主要な出来事を取り上げただけあって、ルネサンスやアメリカ大陸の発見、産業革命などの文化的側面から、宗教戦争や三十年戦争、フランス革命、そして第一次世界大戦の様子やその変遷が主なテーマです。
貨幣や市場の登場によって、それまでの商人や騎士の役目が変わり物事の価値観・宗教観も急変する中、僅かなチャンスを掴み出世した者堕落した者、その両者の様が克明に記されています。
新大陸を発見したコロンブスも、はじめは海に出て大陸を発見するという事自体周りから受け入れてもらえなかったようです。実際、航海に出るまで、いくつもの宮廷に出向いたものの笑われ相手にされない中、どうにか王家を説得して、偉業を成し遂げます。
また、フランス国王として72年間在位し続けたルイ14世の後を継いだルイ15世、16世は、前任者の外見や贅沢ばかりをマネする無能な王とされ、市民から絞りとった税金で散財を繰り返します。世の中に啓蒙主義が広がる中、それを知らない王は当然のように市民や貴族、聖職者などから恨みを買い、三部会での基本的人権宣言の後、ギロチンにかけられ処刑されました。
物語の中で、こうした出来事の流れが知っている知識とつながり、毎回なるほどと言っている内にその各時代の要所が自然と頭に入っていきます。
その他第一次世界大戦に関し、それが起こった経緯や当時の状況を以下のように語っています。
問題は、どの国にも欲望にかぎりがないということである。植民地が多ければ、それだけ多くの工場を築き、生活をよくすることができる。多くの製品を生み出せば、いっそう多くの植民地が必要となる。これは、征服欲とか権勢欲ではない。現実が必要としたのだ。
しかし、いまや世界はすでに分配をおえていた。新たな植民地を手に入れるためには、またかつての勢いをうしなった古い隣人からうばいとるためには、戦うか、あるいは少なくとも戦うぞとおどかす必要があった。
富を得て自国を潤すための経済圏の奪い合い、そして支配されないための防衛として当時そうした流れに向かうのは必然だったのかもしれません。特に「現実が必要とした」という言葉に、目には見えない何かに迫られながら歴史という波に飲み込まれていく当時の様子が伺えます。
当事者だった著者だからこそ分かる言葉でもあり、重みのある記述です。
著作当時から50年経った1985年、あとがきとして加えられた巻末にはこのようなことも書いてあります。
この半世紀になされたあの最大の悪行についても、できることなら黙していたい。
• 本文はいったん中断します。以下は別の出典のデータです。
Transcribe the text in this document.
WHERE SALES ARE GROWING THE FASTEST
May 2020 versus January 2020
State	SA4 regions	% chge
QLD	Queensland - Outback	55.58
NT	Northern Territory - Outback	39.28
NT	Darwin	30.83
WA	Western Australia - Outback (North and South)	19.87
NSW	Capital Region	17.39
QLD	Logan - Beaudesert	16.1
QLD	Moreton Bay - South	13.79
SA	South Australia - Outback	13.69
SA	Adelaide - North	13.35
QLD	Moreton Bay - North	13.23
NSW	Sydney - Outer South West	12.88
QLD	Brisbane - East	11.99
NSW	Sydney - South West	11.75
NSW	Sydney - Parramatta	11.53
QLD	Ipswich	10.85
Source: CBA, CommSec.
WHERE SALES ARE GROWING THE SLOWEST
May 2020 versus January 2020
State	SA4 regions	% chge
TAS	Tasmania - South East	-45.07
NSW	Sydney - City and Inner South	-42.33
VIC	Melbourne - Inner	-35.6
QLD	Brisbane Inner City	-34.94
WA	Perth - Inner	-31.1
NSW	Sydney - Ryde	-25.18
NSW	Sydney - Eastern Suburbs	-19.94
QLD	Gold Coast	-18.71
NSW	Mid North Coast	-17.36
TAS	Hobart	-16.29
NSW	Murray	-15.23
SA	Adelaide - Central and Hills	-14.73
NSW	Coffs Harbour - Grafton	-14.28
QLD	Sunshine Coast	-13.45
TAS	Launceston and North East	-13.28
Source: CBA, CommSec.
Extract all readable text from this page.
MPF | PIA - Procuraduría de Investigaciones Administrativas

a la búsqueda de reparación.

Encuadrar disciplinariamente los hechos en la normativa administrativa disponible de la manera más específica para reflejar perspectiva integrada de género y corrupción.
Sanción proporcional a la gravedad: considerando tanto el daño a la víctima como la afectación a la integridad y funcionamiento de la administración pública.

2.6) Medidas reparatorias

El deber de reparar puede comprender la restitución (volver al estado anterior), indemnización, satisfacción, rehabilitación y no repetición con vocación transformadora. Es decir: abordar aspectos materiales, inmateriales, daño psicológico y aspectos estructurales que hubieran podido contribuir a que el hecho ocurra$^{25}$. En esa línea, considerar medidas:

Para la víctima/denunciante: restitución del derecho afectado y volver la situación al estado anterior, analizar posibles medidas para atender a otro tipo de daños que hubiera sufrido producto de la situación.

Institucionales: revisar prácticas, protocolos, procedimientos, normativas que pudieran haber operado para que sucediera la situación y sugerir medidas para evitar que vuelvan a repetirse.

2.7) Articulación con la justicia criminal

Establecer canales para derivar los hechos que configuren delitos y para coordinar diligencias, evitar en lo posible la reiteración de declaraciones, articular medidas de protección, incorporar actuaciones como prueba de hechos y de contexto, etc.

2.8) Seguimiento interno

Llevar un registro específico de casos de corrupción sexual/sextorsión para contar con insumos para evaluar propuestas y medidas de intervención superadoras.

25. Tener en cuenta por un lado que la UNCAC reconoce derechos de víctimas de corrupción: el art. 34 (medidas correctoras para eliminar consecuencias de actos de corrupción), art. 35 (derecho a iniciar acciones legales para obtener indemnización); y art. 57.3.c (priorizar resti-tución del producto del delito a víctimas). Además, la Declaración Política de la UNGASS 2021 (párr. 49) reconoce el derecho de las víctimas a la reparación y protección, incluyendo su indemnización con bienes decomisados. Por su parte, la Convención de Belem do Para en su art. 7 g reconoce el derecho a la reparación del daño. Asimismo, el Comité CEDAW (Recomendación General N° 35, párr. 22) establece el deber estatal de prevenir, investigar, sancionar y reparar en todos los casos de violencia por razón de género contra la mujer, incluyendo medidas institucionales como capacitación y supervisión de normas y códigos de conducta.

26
というのは、結局この本は若者のために書かれたのであり、若者には、もっとも忌むべきことは避けさせてやりたいと思うからです。
しかし子どももいずれは成長するのであり、彼らも歴史から、扇動や非寛容がいかに容易に人間を非人間に変えるかを学ばねばならないのです。
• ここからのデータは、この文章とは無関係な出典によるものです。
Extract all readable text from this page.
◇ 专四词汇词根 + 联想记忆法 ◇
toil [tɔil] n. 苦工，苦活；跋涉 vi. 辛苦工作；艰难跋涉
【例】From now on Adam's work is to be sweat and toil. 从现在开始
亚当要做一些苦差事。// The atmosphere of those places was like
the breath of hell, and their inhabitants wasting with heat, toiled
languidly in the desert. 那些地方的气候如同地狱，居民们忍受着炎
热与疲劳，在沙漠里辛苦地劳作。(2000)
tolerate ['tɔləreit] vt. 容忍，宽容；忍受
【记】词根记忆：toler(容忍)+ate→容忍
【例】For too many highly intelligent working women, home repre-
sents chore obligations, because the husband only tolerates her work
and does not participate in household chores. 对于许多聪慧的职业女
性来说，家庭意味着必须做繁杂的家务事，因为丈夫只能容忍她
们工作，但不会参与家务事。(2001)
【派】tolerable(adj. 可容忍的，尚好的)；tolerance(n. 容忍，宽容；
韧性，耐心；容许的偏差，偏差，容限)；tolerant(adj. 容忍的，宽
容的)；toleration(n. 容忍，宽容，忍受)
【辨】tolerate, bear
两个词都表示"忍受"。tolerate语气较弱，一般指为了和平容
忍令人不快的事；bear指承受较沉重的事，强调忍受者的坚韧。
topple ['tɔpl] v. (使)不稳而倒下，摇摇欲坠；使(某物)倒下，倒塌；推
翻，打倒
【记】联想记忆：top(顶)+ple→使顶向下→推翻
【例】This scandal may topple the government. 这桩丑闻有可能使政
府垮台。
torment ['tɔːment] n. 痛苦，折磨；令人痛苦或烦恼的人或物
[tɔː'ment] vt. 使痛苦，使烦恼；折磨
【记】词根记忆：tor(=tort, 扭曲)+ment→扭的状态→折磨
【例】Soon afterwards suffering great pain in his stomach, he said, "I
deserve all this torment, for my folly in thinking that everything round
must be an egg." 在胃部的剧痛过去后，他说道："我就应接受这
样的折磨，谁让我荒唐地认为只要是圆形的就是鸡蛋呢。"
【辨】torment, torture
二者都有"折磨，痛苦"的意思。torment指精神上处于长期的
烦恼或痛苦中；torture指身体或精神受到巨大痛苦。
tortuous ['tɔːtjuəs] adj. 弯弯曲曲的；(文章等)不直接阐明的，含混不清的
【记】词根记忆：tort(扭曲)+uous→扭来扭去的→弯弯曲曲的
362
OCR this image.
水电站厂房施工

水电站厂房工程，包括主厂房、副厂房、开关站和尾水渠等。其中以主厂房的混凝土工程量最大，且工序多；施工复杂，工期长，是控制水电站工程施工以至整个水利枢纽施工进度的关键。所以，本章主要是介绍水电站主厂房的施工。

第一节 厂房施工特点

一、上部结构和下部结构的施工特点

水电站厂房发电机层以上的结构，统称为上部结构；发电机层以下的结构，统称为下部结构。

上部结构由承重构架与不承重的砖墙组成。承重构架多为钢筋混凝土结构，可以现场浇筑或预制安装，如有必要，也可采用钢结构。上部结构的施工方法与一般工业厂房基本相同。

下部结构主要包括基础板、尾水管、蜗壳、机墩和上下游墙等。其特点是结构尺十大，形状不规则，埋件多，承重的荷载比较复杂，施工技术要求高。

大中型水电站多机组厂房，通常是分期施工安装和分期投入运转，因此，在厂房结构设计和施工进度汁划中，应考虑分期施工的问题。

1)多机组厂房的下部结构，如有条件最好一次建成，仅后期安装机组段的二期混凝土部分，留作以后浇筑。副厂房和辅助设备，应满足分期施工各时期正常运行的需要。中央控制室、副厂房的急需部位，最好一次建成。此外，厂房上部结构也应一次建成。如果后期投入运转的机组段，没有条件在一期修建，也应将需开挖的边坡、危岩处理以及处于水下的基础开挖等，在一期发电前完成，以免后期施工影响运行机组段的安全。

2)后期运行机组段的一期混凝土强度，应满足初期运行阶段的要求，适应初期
第二次世界大戦をイギリス軍BBCの傍受部として参加した著者が、戦争体験を通じて改めてその恐ろしさやその原因となるものを語っています。
自身の体験から過去の節目を振り返り、そこから何を学び何を伝えていくべきか。あとがきには悩みながらも慎重に言葉を残した形跡を追うことができます。
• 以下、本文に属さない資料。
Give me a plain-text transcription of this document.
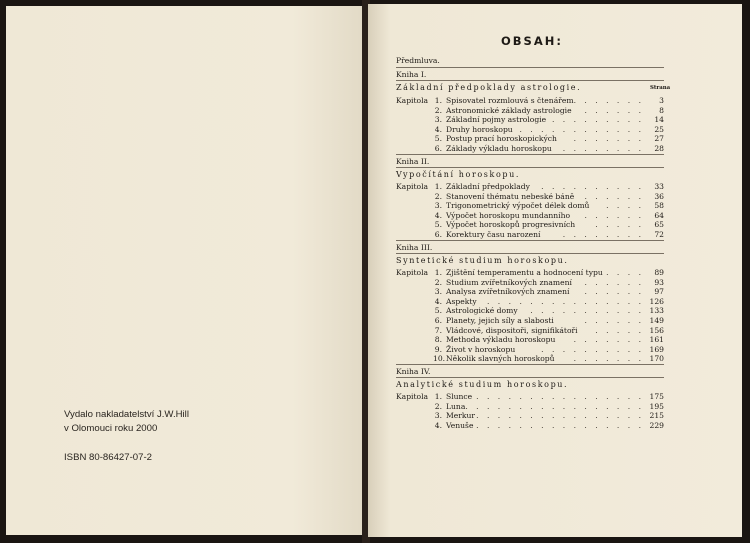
Vydalo nakladatelství J.W.Hill
v Olomouci roku 2000
ISBN 80-86427-07-2
OBSAH:
Předmluva.
Kniha I.
Základní předpoklady astrologie.	Strana
Kapitola 1. Spisovatel rozmlouvá s čtenářem . . . . . . .	3
2. Astronomické základy astrologie . . . . . .	8
3. Základní pojmy astrologie . . . . . . . . .	14
4. Druhy horoskopu . . . . . . . . . . . .	25
5. Postup prací horoskopických . . . . . . .	27
6. Základy výkladu horoskopu . . . . . . . .	28
Kniha II.
Vypočítání horoskopu.
Kapitola 1. Základní předpoklady . . . . . . . . . .	33
2. Stanovení thématu nebeské báně . . . . . .	36
3. Trigonometrický výpočet délek domů . . . .	58
4. Výpočet horoskopu mundanního . . . . . .	64
5. Výpočet horoskopů progresivních	. . . . .	65
6. Korektury času narození	. . . . . . . .	72
Kniha III.
Syntetické studium horoskopu.
Kapitola 1. Zjištění temperamentu a hodnocení typu . . . .	89
2. Studium zvířetníkových znamení . . . . . .	93
3. Analysa zvířetníkových znamení . . . . . .	97
4. Aspekty . . . . . . . . . . . . . . . 126
5. Astrologické domy . . . . . . . . . . . 133
6. Planety, jejich síly a slabosti	. . . . . . 149
7. Vládcové, dispositoři, signifikátoři . . . . . 156
8. Methoda výkladu horoskopu . . . . . . . 161
9. Život v horoskopu	. . . . . . . . . . 169
10. Několik slavných horoskopů	. . . . . . . 170
Kniha IV.
Analytické studium horoskopu.
Kapitola 1. Slunce . . . . . . . . . . . . . . . . 175
2. Luna . . . . . . . . . . . . . . . . . 195
3. Merkur . . . . . . . . . . . . . . . . 215
4. Venuše . . . . . . . . . . . . . . . . 229
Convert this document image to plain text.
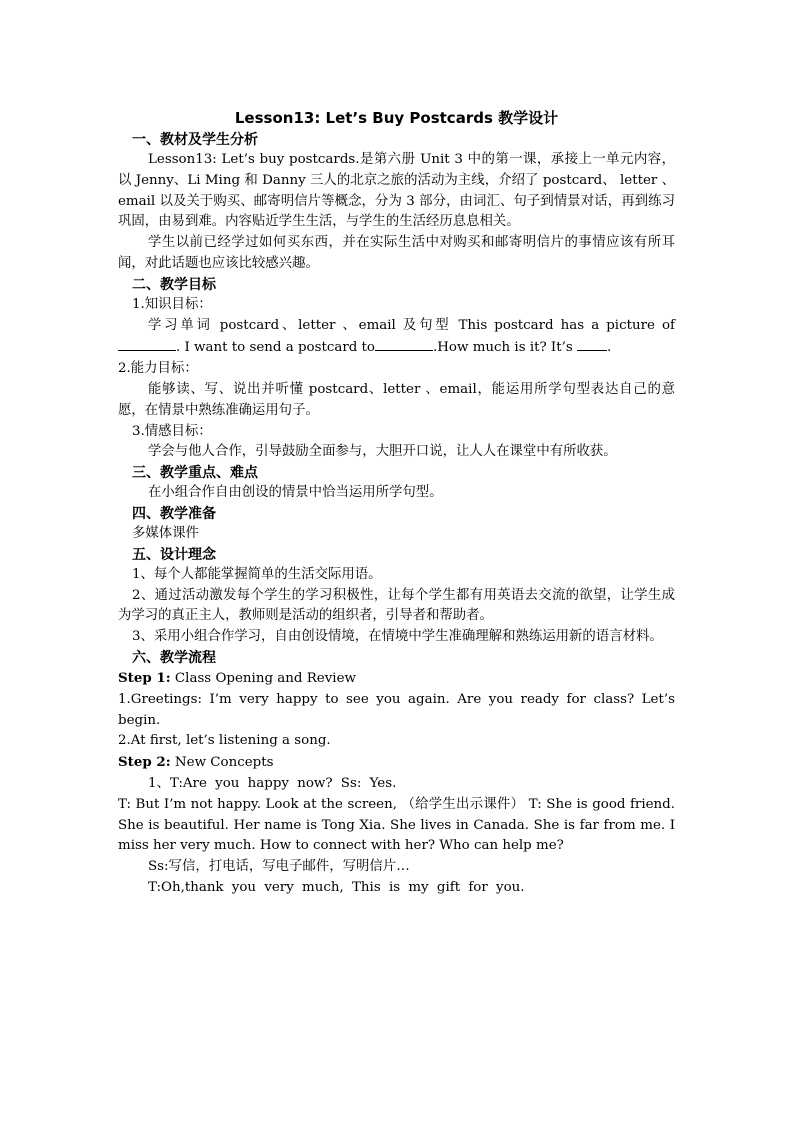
Lesson13: Let’s Buy Postcards 教学设计
一、教材及学生分析
Lesson13: Let’s buy postcards.是第六册 Unit 3 中的第一课，承接上一单元内容，以 Jenny、Li Ming 和 Danny 三人的北京之旅的活动为主线，介绍了 postcard、 letter 、email 以及关于购买、邮寄明信片等概念，分为 3 部分，由词汇、句子到情景对话，再到练习巩固，由易到难。内容贴近学生生活，与学生的生活经历息息相关。
学生以前已经学过如何买东西，并在实际生活中对购买和邮寄明信片的事情应该有所耳闻，对此话题也应该比较感兴趣。
二、教学目标
1.知识目标：
学习单词 postcard、letter 、email 及句型 This postcard has a picture of . I want to send a postcard to	.How much is it? It’s	.
2.能力目标：
能够读、写、说出并听懂 postcard、letter 、email，能运用所学句型表达自己的意愿，在情景中熟练准确运用句子。
3.情感目标：
学会与他人合作，引导鼓励全面参与，大胆开口说，让人人在课堂中有所收获。
三、教学重点、难点
在小组合作自由创设的情景中恰当运用所学句型。
四、教学准备
多媒体课件
五、设计理念
1、每个人都能掌握简单的生活交际用语。
2、通过活动激发每个学生的学习积极性，让每个学生都有用英语去交流的欲望，让学生成为学习的真正主人，教师则是活动的组织者，引导者和帮助者。
3、采用小组合作学习，自由创设情境，在情境中学生准确理解和熟练运用新的语言材料。
六、教学流程
Step 1: Class Opening and Review
1.Greetings: I’m very happy to see you again. Are you ready for class? Let’s begin.
2.At first, let’s listening a song.
Step 2: New Concepts
1、T:Are you happy now? Ss: Yes.
T: But I’m not happy. Look at the screen, （给学生出示课件） T: She is good friend. She is beautiful. Her name is Tong Xia. She lives in Canada. She is far from me. I miss her very much. How to connect with her? Who can help me?
Ss:写信，打电话，写电子邮件，写明信片…
T:Oh,thank you very much, This is my gift for you.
世界がつながりながらも緊張感を増すこの時代において、歴史とは何か、争いは何を生み出すのかを思い出させてくれる貴重な書籍、歴史資料となっています。
まとめ
歴史とは戦いの記録である、という言葉があるように、世界史というものを振り返ってみると、確かにその通りだと思えるほど争いや戦争の絶えない過去であったことがわかります。
それらを経験したことのない自分には語りえないそうした事実・言葉を、今は本を通して受け取れる。今若者である自分たちが何をしなくてはならないのか本当に考えさせられます。
少しでも歴史に触れ、過去の反省を認識した上で罪悪感にとらわれず、未来に活かしていくことができればと思います。